Longa 'O Melhor Lance' destaca a obsessão humana
Giuseppe Tornatore gosta de dizer que faz sempre o filme atual contra o anterior. Assim, depois de Baaria - a Porta do Vento, com sua história de amor e família - com muitos personagens, muitos cenários e um longo período de tempo -, ele está de volta com uma história que envolve poucos personagens, poucos ambientes e até um tempo mais compacto. Tudo muito diverso, mas, no fundo, O Melhor Lance não difere tanto assim. O amor continua sendo um tema maior para Tornatore, e, de novo, ele dirige sua câmera para figuras obsessivas.
O Melhor Lance é o primeiro filme do cineasta italiano em língua inglesa. Tornatore estourou quando Cinema Paradiso virou um fenômeno em escala mundial. Veio depois, entre outros filmes, Malena, com Monica Bellucci. A carreira não apenas valeu a Tornatore o título de comendador, outorgado pelo governo italiano, como lhe permitiu produzir filmes de outros diretores, entre eles Roberto Andò, que assina Viva a Liberdade, atualmente em cartaz nos cinemas brasileiros.
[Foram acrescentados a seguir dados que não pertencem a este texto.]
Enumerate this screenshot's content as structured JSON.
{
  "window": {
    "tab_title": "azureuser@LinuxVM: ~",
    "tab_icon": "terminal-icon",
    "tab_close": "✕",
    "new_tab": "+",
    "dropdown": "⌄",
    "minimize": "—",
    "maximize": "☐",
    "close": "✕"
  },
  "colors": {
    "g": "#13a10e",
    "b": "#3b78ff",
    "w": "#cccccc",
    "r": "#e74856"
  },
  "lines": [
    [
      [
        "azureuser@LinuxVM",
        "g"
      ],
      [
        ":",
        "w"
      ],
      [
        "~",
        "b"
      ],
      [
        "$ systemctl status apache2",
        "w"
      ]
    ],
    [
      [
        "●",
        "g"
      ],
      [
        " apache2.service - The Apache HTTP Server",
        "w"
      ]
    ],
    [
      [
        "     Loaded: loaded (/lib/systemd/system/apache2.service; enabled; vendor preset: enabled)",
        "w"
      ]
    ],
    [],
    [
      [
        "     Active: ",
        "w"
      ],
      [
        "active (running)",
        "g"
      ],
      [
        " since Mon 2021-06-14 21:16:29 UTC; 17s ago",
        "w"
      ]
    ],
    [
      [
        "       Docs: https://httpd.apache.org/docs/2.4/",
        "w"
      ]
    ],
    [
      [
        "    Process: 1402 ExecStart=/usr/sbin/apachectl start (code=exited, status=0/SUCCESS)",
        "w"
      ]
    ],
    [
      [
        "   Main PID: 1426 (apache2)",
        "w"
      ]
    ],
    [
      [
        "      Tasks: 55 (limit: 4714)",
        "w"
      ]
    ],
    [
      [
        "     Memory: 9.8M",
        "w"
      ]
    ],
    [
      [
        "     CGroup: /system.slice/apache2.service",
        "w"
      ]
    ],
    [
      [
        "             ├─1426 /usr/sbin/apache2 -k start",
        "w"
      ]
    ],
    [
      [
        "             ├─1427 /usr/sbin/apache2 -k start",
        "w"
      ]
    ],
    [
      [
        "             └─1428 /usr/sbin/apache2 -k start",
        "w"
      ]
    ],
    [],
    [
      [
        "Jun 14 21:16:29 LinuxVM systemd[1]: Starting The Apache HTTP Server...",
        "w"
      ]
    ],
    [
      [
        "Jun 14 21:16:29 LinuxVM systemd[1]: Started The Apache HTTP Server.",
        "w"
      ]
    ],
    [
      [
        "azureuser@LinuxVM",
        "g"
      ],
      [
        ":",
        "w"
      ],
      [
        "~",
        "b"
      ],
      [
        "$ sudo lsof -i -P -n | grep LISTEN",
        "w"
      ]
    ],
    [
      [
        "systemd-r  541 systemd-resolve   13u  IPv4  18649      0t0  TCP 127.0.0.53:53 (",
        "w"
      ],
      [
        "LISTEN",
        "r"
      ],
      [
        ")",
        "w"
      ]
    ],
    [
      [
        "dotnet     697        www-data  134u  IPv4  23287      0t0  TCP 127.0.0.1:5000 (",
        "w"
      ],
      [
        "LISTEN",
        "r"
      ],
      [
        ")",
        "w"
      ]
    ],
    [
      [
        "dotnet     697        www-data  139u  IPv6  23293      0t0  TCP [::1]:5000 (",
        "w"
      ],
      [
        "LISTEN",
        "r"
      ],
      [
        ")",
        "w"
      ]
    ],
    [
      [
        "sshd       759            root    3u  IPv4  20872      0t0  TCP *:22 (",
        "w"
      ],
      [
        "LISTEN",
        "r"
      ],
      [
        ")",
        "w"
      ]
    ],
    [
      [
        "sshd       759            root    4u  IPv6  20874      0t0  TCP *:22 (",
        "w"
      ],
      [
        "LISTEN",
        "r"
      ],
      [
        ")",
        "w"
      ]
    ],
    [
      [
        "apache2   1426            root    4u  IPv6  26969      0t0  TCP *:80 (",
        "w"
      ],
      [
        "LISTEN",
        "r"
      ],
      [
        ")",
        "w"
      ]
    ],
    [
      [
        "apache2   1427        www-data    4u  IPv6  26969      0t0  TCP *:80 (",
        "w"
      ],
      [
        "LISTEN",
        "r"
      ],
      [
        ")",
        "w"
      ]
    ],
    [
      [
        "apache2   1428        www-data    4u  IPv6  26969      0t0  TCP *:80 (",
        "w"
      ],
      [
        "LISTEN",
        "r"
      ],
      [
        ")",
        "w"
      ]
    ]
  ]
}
No Festival de Berlim, no ano passado, o diretor admitiu que escreveu O Melhor Lance para Geoffrey Rush, que faz Virgil. Ele não sabia se o ator australiano ia aceitar, mas pensava nele o tempo todo. Deu certo.
Virgil trabalha com arte. Ninguém, como ele, sabe avaliar uma pintura, uma escultura, uma tapeçaria. Virgil organiza leilões. Esse homem que sabe tudo sobre o que é falso e verdadeiro na arte, é um analfabeto em matéria de sentimentos. E quando se trata de se relacionar com mulheres, a coisa fica pior ainda. Nem com seu colaborador, Roberto, ele consegue se abrir. Virgil é tão secreto quanto obsessivo com seu trabalho. E, então, no dia de seus 63 anos, ele recebe o telefonema dessa mulher que lhe pede para avaliar e colocar à venda as obras de arte - pinturas - que herdou.
Ela é tão obsessiva quanto ele. E mais misteriosa, ainda. Quase não aparece. Inventa 1001 desculpas e justificativas para permanecer reclusa. Virgil desestrutura-se. Roberto o ajuda no processo de se aproximar dessa mulher estranha. A vida de Virgil nunca mais será a mesma.
Tornatore gosta dessas histórias de gente cujo universo cai por terra. Malena virava o protótipo da colaboracionista, durante a guerra, indo para a cama com os alemães. De objeto de desejo do garoto - e de todos os homens - virava objeto de ódio das mulheres. Malena era agredida e humilhada, mas o marido herói, que perdeu o braço na guerra, a resgatava e lhe devolvia a condição de senhora.
Tornatore é um romântico que, ao contrário de François Truffaut, acredita no romantismo. Seu filme, muito bem interpretado, fascina como estudo de personagens - e da obsessão humana, que adota múltiplas faces. Talvez não seja tão bom quando O Melhor Lance envereda pelo thriller. Mas é Tornatore, e o comendador mais uma vez sai-se com competência de uma história bem armada e conduzida. Por tratar de pintura, o filme tem um aspecto visual muito elaborado. Outro ponto para a realização. As informações são do jornal O Estado de S. Paulo.